Merge pull request #623 from kanoi/master minion - auto adjust freq

diff --git a/ASIC-README b/ASIC-README
index 6019325..3756238 100644
--- a/ASIC-README
+++ b/ASIC-README
@@ -243,6 +243,7 @@ ASIC SPECIFIC COMMANDS
 --minion-chipreport <arg> Seconds to report chip 5min hashrate, range 0-100 (default: 0=disabled)
 --minion-freq <arg> Set minion chip frequencies in MHz, single value or comma list, range 100-1400 (default: 1000)

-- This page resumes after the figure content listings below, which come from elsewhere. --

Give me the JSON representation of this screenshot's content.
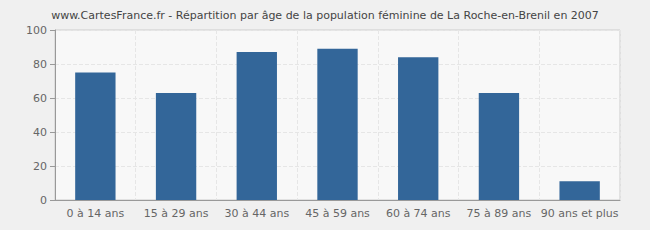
{
  "chart_data": {
    "type": "bar",
    "title": "www.CartesFrance.fr - Répartition par âge de la population féminine de La Roche-en-Brenil en 2007",
    "categories": [
      "0 à 14 ans",
      "15 à 29 ans",
      "30 à 44 ans",
      "45 à 59 ans",
      "60 à 74 ans",
      "75 à 89 ans",
      "90 ans et plus"
    ],
    "values": [
      75,
      63,
      87,
      89,
      84,
      63,
      11
    ],
    "color": "#336699",
    "ylim": [
      0,
      100
    ],
    "yticks": [
      0,
      20,
      40,
      60,
      80,
      100
    ],
    "grid": true
  }
}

 --minion-idlecount  Report when IdleCount is >0 or changes
+--minion-noautofreq Disable automatic frequency adjustment
 --minion-overheat   Enable directly halting any chip when the status exceeds 100C
 --minion-temp <arg> Set minion chip temperature threshold, single value or comma list, range 120-160 (default: 135C)

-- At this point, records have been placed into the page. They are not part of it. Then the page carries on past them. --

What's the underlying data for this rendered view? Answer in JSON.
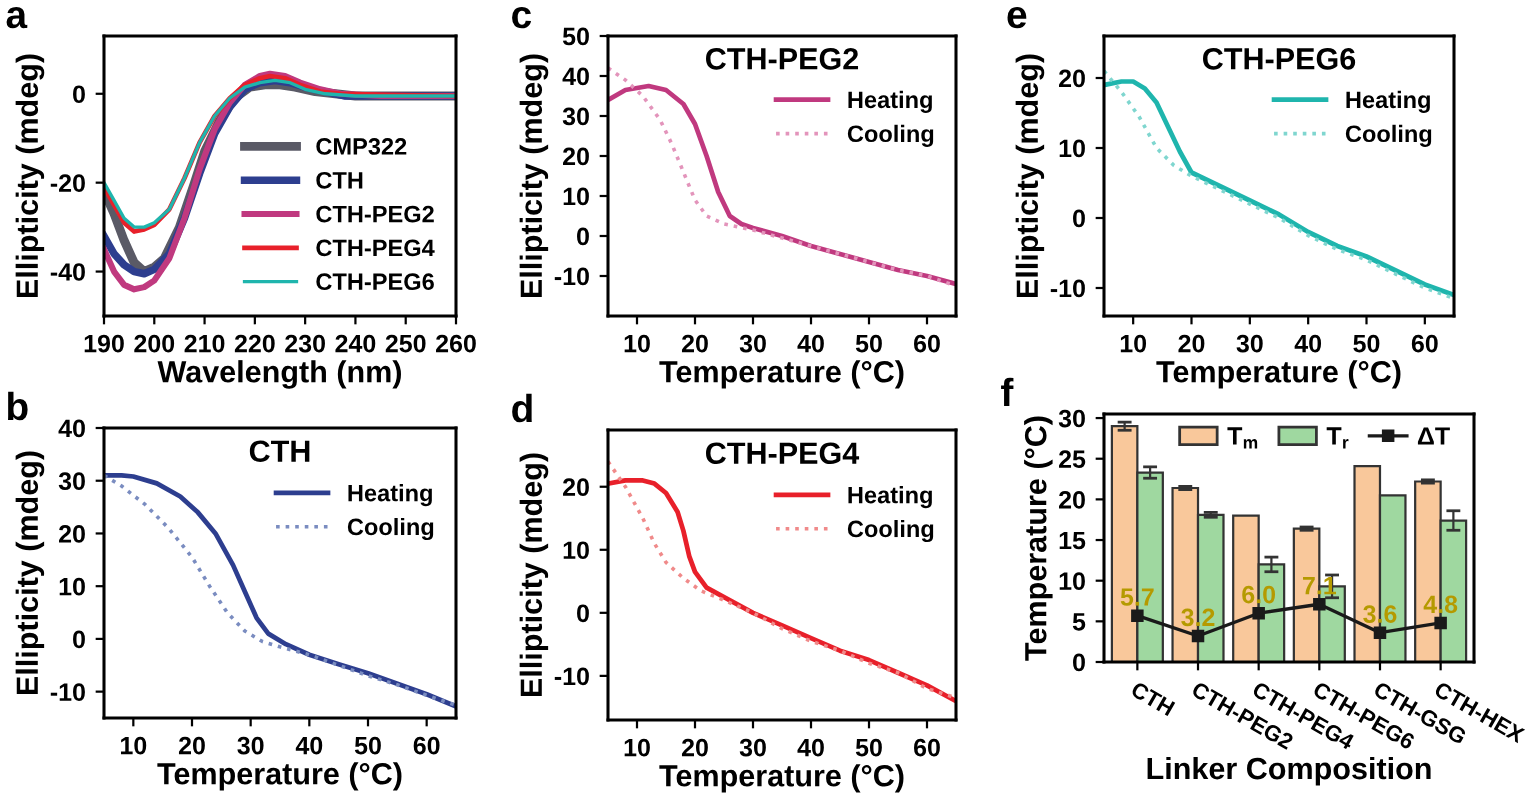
{
  "chart_data": [
    {
      "type": "line",
      "annotations": [
        "a"
      ],
      "xlabel": "Wavelength (nm)",
      "ylabel": "Ellipticity (mdeg)",
      "xlim": [
        190,
        260
      ],
      "ylim": [
        -50,
        13
      ],
      "xticks": [
        190,
        200,
        210,
        220,
        230,
        240,
        250,
        260
      ],
      "yticks": [
        -40,
        -20,
        0
      ],
      "legend": "bottom right",
      "series": [
        {
          "name": "CMP322",
          "color": "#5a5a66",
          "x": [
            190,
            192,
            194,
            196,
            198,
            200,
            202,
            205,
            208,
            210,
            213,
            216,
            219,
            222,
            225,
            228,
            232,
            236,
            240,
            250,
            260
          ],
          "values": [
            -22,
            -27,
            -33,
            -38,
            -40,
            -39,
            -37,
            -30,
            -20,
            -13,
            -6,
            -1,
            1.5,
            2,
            2,
            1.5,
            0.5,
            0,
            -0.5,
            -0.5,
            -0.5
          ]
        },
        {
          "name": "CTH",
          "color": "#2d3e8f",
          "x": [
            190,
            192,
            194,
            196,
            198,
            200,
            203,
            206,
            209,
            212,
            215,
            218,
            221,
            224,
            227,
            230,
            234,
            238,
            245,
            260
          ],
          "values": [
            -32,
            -36,
            -38.5,
            -40,
            -40.5,
            -39.5,
            -36,
            -28,
            -18,
            -9,
            -3,
            1,
            2.5,
            3,
            2.5,
            1.5,
            0.5,
            -0.5,
            -0.5,
            -0.5
          ]
        },
        {
          "name": "CTH-PEG2",
          "color": "#c0397f",
          "x": [
            190,
            192,
            194,
            196,
            198,
            200,
            203,
            206,
            209,
            212,
            215,
            218,
            221,
            223,
            226,
            229,
            233,
            237,
            245,
            260
          ],
          "values": [
            -35,
            -40,
            -43,
            -44,
            -43.5,
            -42,
            -37,
            -28,
            -17,
            -8,
            -2,
            2,
            4,
            4.5,
            4,
            2.5,
            1,
            0,
            -0.5,
            -0.5
          ]
        },
        {
          "name": "CTH-PEG4",
          "color": "#e8202a",
          "x": [
            190,
            192,
            194,
            196,
            198,
            200,
            203,
            206,
            209,
            212,
            215,
            218,
            221,
            223,
            226,
            229,
            233,
            237,
            260
          ],
          "values": [
            -21,
            -25,
            -29,
            -31,
            -30.5,
            -29.5,
            -26,
            -19,
            -11,
            -5,
            -1,
            2,
            3.5,
            4,
            3.5,
            2,
            0.5,
            0,
            -0.5
          ]
        },
        {
          "name": "CTH-PEG6",
          "color": "#1fb5ad",
          "x": [
            190,
            192,
            194,
            196,
            198,
            200,
            203,
            206,
            209,
            212,
            215,
            218,
            221,
            224,
            227,
            230,
            234,
            240,
            260
          ],
          "values": [
            -20,
            -24,
            -28,
            -30,
            -30,
            -29,
            -26,
            -19,
            -11,
            -5,
            -1,
            1.5,
            2.5,
            3,
            2.5,
            1,
            0,
            -0.5,
            -0.5
          ]
        }
      ]
    },
    {
      "type": "line",
      "title": "CTH",
      "annotations": [
        "b"
      ],
      "xlabel": "Temperature (°C)",
      "ylabel": "Ellipticity (mdeg)",
      "xlim": [
        5,
        65
      ],
      "ylim": [
        -15,
        40
      ],
      "xticks": [
        10,
        20,
        30,
        40,
        50,
        60
      ],
      "yticks": [
        -10,
        0,
        10,
        20,
        30,
        40
      ],
      "legend": "top right",
      "series": [
        {
          "name": "Heating",
          "color": "#2d3e8f",
          "line_style": "solid",
          "x": [
            5,
            8,
            10,
            14,
            18,
            21,
            24,
            27,
            29,
            31,
            33,
            36,
            40,
            45,
            50,
            55,
            60,
            65
          ],
          "values": [
            31,
            31,
            30.8,
            29.5,
            27,
            24,
            20,
            14,
            9,
            4,
            1,
            -1,
            -3,
            -4.8,
            -6.5,
            -8.5,
            -10.5,
            -12.8
          ]
        },
        {
          "name": "Cooling",
          "color": "#7a8cc0",
          "line_style": "dotted",
          "x": [
            5,
            8,
            12,
            16,
            20,
            23,
            26,
            29,
            32,
            35,
            40,
            45,
            50,
            55,
            60,
            65
          ],
          "values": [
            31,
            29,
            25.5,
            21,
            15.5,
            10,
            5,
            1.5,
            -0.5,
            -1.5,
            -3,
            -5,
            -7,
            -8.7,
            -10.7,
            -12.6
          ]
        }
      ]
    },
    {
      "type": "line",
      "title": "CTH-PEG2",
      "annotations": [
        "c"
      ],
      "xlabel": "Temperature (°C)",
      "ylabel": "Ellipticity (mdeg)",
      "xlim": [
        5,
        65
      ],
      "ylim": [
        -20,
        50
      ],
      "xticks": [
        10,
        20,
        30,
        40,
        50,
        60
      ],
      "yticks": [
        -10,
        0,
        10,
        20,
        30,
        40,
        50
      ],
      "legend": "top right",
      "series": [
        {
          "name": "Heating",
          "color": "#c0397f",
          "line_style": "solid",
          "x": [
            5,
            8,
            12,
            15,
            18,
            20,
            22,
            24,
            26,
            28,
            30,
            35,
            40,
            45,
            50,
            55,
            60,
            65
          ],
          "values": [
            34,
            36.5,
            37.5,
            36.5,
            33,
            28,
            20,
            11,
            5,
            3,
            2,
            0,
            -2.5,
            -4.5,
            -6.5,
            -8.5,
            -10,
            -12
          ]
        },
        {
          "name": "Cooling",
          "color": "#e394bb",
          "line_style": "dotted",
          "x": [
            5,
            8,
            11,
            14,
            16,
            18,
            20,
            22,
            25,
            30,
            35,
            40,
            45,
            50,
            55,
            60,
            65
          ],
          "values": [
            42,
            39,
            35,
            29,
            23,
            16,
            9,
            5,
            3,
            1.5,
            -0.5,
            -2.5,
            -4.5,
            -6.5,
            -8.5,
            -10,
            -12.5
          ]
        }
      ]
    },
    {
      "type": "line",
      "title": "CTH-PEG4",
      "annotations": [
        "d"
      ],
      "xlabel": "Temperature (°C)",
      "ylabel": "Ellipticity (mdeg)",
      "xlim": [
        5,
        65
      ],
      "ylim": [
        -17,
        29
      ],
      "xticks": [
        10,
        20,
        30,
        40,
        50,
        60
      ],
      "yticks": [
        -10,
        0,
        10,
        20
      ],
      "legend": "top right",
      "series": [
        {
          "name": "Heating",
          "color": "#e8202a",
          "line_style": "solid",
          "x": [
            5,
            8,
            11,
            13,
            15,
            17,
            18,
            19,
            20,
            22,
            25,
            30,
            35,
            40,
            45,
            50,
            55,
            60,
            65
          ],
          "values": [
            20.5,
            21,
            21,
            20.5,
            19,
            16,
            13,
            9,
            6.5,
            4,
            2.5,
            0,
            -2,
            -4,
            -6,
            -7.5,
            -9.5,
            -11.5,
            -14
          ]
        },
        {
          "name": "Cooling",
          "color": "#f08a8a",
          "line_style": "dotted",
          "x": [
            5,
            8,
            11,
            13,
            15,
            18,
            21,
            25,
            30,
            35,
            40,
            45,
            50,
            55,
            60,
            65
          ],
          "values": [
            24,
            20,
            15,
            11,
            8,
            5.5,
            3.5,
            2,
            0,
            -2.5,
            -4.5,
            -6,
            -8,
            -9.5,
            -12,
            -13.5
          ]
        }
      ]
    },
    {
      "type": "line",
      "title": "CTH-PEG6",
      "annotations": [
        "e"
      ],
      "xlabel": "Temperature (°C)",
      "ylabel": "Ellipticity (mdeg)",
      "xlim": [
        5,
        65
      ],
      "ylim": [
        -14,
        26
      ],
      "xticks": [
        10,
        20,
        30,
        40,
        50,
        60
      ],
      "yticks": [
        -10,
        0,
        10,
        20
      ],
      "legend": "top right",
      "series": [
        {
          "name": "Heating",
          "color": "#1fb5ad",
          "line_style": "solid",
          "x": [
            5,
            8,
            10,
            12,
            14,
            16,
            18,
            20,
            25,
            30,
            35,
            40,
            45,
            50,
            55,
            60,
            65
          ],
          "values": [
            19,
            19.5,
            19.5,
            18.5,
            16.5,
            13,
            9.5,
            6.5,
            4.5,
            2.5,
            0.5,
            -2,
            -4,
            -5.5,
            -7.5,
            -9.5,
            -11
          ]
        },
        {
          "name": "Cooling",
          "color": "#7fd6cf",
          "line_style": "dotted",
          "x": [
            5,
            8,
            11,
            14,
            17,
            20,
            25,
            30,
            35,
            40,
            45,
            50,
            55,
            60,
            65
          ],
          "values": [
            21,
            18,
            14.5,
            10,
            7.5,
            6,
            4,
            2,
            0,
            -2.5,
            -4.5,
            -6,
            -8,
            -10,
            -11.5
          ]
        }
      ]
    },
    {
      "type": "bar",
      "annotations": [
        "f"
      ],
      "xlabel": "Linker Composition",
      "ylabel": "Temperature (°C)",
      "ylim": [
        0,
        30.5
      ],
      "yticks": [
        0,
        5,
        10,
        15,
        20,
        25,
        30
      ],
      "legend": "top",
      "categories": [
        "CTH",
        "CTH-PEG2",
        "CTH-PEG4",
        "CTH-PEG6",
        "CTH-GSG",
        "CTH-HEX"
      ],
      "series": [
        {
          "name": "T$_{m}$",
          "type": "bar",
          "color": "#f9c89b",
          "values": [
            29.0,
            21.4,
            18.0,
            16.4,
            24.1,
            22.2
          ],
          "errors": [
            0.5,
            0.2,
            null,
            0.2,
            null,
            0.2
          ]
        },
        {
          "name": "T$_{r}$",
          "type": "bar",
          "color": "#9fd8a0",
          "values": [
            23.3,
            18.1,
            12.0,
            9.3,
            20.5,
            17.4
          ],
          "errors": [
            0.7,
            0.3,
            0.9,
            1.4,
            null,
            1.2
          ]
        },
        {
          "name": "ΔT",
          "type": "line",
          "color": "#1a1a1a",
          "marker": "square",
          "values": [
            5.7,
            3.2,
            6.0,
            7.1,
            3.6,
            4.8
          ],
          "value_labels": [
            "5.7",
            "3.2",
            "6.0",
            "7.1",
            "3.6",
            "4.8"
          ]
        }
      ]
    }
  ]
}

 --nfu-bits <arg>    Set nanofury bits for overclocking, range 32-63 (default: 50)
diff --git a/README b/README
index bfbafb6..eb60b17 100644
--- a/README
+++ b/README
@@ -221,6 +221,7 @@ Options for both config file and command line:
 --minion-chipreport <arg> Seconds to report chip 5min hashrate, range 0-100 (default: 0=disabled)
 --minion-freq <arg> Set minion chip frequencies in MHz, single value or comma list, range 100-1400 (default: 1000)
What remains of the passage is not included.